The same with a lot of other stuff, I had to wait till my first paper round job to be able to save up enough money to buy the ~$200 (in 1982 dollars) radio control gear before I could build an rc plane. These days that's $24 or so delivered from China...
I remember playing with my fatyer's grandfathers predecessor to Meccano, stone building blocks with pressed steel girders. I suspect children today probably look on historical toys like lego with similar charm/disdain...
Exactly. The end of the PC era doesn't give rise to the 'iPad era,' it gives rise to Ubiquitous computing, and Apple knows this.
The trajectory goes:
mainframe: one computer, many people
personal computer: one computer, one person
ubiquitous computing: many computers to many people
If anything, people are going to be programming the shit out of everything in the future, not pulling back.

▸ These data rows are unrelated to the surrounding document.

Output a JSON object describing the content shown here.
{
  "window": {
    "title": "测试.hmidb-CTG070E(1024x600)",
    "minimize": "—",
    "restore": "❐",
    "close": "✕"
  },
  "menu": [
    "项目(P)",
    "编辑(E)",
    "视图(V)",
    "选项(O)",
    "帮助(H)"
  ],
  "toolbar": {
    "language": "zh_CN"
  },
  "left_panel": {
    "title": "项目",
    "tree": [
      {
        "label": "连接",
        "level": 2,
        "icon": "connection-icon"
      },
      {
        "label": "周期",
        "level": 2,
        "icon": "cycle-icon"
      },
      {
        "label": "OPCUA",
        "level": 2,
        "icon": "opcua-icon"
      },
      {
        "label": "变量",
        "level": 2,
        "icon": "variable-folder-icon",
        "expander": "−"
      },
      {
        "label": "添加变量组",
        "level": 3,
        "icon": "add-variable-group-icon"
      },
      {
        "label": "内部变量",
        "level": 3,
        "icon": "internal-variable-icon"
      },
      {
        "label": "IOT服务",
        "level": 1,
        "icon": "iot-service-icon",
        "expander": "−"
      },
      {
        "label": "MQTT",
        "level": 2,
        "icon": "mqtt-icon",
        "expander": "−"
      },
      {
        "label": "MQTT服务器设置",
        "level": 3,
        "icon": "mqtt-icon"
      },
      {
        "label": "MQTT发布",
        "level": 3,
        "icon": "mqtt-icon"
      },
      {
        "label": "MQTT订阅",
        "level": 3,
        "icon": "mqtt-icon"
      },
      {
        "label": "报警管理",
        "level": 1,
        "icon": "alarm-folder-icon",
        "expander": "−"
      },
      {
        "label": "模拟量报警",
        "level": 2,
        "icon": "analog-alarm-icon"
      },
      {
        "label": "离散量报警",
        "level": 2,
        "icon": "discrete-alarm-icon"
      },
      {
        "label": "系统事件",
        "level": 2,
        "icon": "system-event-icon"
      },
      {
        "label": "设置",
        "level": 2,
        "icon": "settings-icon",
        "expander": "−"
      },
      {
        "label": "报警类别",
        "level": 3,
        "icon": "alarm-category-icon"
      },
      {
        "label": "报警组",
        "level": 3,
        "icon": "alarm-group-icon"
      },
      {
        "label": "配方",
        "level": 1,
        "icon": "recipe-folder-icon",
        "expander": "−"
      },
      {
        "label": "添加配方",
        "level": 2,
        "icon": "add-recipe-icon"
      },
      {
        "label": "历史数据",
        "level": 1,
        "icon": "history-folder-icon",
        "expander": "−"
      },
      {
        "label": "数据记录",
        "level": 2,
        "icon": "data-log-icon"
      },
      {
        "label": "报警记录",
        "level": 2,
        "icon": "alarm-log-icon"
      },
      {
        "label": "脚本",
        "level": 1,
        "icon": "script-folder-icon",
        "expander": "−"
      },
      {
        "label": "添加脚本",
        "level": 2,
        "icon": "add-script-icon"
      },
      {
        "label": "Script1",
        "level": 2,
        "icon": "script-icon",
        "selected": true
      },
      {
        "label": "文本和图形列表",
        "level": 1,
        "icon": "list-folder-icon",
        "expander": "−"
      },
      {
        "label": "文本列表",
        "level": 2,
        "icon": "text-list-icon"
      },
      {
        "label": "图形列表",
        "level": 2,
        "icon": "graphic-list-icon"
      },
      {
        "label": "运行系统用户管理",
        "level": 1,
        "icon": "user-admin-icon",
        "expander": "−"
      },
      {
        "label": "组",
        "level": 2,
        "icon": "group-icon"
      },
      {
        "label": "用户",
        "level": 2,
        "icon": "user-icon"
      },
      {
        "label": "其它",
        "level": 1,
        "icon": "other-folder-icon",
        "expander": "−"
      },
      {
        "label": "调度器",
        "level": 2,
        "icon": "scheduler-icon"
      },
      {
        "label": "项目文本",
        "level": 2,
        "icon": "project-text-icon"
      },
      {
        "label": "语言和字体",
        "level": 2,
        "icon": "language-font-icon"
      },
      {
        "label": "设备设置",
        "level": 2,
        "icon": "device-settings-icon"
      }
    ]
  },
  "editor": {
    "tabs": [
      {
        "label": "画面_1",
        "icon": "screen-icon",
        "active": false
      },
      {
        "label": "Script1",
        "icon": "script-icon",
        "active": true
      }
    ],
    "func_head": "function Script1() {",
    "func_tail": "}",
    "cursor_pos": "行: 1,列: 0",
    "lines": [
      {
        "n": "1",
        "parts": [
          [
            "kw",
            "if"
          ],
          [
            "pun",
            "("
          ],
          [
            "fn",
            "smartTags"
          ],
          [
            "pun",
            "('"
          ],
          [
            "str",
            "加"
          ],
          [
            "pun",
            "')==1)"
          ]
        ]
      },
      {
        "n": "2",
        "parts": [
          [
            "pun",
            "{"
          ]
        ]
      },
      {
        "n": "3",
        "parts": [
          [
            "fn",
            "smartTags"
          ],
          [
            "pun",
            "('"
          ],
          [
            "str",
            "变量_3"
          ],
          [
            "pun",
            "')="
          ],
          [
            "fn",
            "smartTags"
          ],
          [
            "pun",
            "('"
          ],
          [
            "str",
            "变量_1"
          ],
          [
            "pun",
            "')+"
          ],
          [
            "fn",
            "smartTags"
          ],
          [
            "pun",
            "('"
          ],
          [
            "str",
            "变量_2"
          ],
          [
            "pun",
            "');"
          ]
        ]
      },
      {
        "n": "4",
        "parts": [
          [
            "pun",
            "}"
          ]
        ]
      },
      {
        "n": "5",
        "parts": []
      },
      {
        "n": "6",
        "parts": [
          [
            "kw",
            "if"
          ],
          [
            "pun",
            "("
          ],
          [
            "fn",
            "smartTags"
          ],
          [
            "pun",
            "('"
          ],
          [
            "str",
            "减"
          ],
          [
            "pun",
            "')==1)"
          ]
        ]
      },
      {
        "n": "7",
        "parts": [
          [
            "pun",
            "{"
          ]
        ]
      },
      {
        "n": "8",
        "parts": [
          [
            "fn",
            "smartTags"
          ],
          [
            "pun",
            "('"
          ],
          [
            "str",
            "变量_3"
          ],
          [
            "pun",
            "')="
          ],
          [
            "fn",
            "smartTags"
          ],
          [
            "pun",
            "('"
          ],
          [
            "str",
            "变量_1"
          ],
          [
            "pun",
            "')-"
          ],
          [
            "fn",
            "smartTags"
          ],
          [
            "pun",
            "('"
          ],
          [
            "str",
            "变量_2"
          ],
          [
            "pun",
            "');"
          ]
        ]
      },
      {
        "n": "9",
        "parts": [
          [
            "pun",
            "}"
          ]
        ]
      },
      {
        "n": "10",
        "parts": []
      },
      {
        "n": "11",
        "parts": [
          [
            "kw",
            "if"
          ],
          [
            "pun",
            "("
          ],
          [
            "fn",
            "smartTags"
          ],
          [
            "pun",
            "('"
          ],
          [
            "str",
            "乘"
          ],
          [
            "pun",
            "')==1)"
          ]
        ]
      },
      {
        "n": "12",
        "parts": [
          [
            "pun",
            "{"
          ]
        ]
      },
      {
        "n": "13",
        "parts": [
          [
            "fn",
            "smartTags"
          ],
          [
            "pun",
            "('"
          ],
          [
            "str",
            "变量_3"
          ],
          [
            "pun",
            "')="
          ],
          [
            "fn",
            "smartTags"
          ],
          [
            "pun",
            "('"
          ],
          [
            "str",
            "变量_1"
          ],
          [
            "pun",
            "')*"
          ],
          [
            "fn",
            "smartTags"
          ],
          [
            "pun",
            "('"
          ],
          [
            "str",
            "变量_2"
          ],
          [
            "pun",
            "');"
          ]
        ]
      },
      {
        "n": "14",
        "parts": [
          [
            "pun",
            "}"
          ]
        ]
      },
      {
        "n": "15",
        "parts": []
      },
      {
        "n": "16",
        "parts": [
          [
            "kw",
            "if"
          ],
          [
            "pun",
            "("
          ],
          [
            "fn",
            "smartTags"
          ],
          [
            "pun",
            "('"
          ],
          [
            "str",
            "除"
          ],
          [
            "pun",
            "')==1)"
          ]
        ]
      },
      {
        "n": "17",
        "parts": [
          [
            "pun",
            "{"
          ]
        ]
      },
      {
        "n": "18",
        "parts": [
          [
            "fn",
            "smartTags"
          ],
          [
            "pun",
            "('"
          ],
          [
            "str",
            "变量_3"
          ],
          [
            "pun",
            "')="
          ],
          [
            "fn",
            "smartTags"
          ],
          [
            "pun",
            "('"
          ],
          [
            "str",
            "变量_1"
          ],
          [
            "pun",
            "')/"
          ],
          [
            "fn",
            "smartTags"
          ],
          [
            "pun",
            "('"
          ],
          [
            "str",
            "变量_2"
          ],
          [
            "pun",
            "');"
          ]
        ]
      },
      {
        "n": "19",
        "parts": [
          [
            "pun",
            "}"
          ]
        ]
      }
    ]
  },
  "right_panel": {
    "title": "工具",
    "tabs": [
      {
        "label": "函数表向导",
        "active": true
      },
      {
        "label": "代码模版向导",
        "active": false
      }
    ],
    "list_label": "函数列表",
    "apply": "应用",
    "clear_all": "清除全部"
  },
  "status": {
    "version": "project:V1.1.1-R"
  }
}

Someone, somewhere will have to program all these wonderful gadgets.
While it is conceivable that all development will occur only inside big mega-corps, I somehow doubt it. People have a voracious appetite for new content.
Smart money is on the tools to create new stuff becoming more widespread, not less.
Yes. The fact that all these useful sensors (touch, display, camera, location, attitude, wifi/3g) are integrated in one small, portable, and not-that-expensive device opens interesting new possibilities.
Think of the hobbyists who send their phone into space on a balloon.
That's true, I have no worry that "the future" is going to be worse.
But that's long term, it doesn't mean that we don't want to avoid repeating the eras where this kind of tinkering was repressed or legislated against. Those eras slow down innovation and take wasted effort to recover from.
Just look at what happened on the web when all those tinkerers stopped having to break into the tools they wanted to use and could spend all their energy doing new things.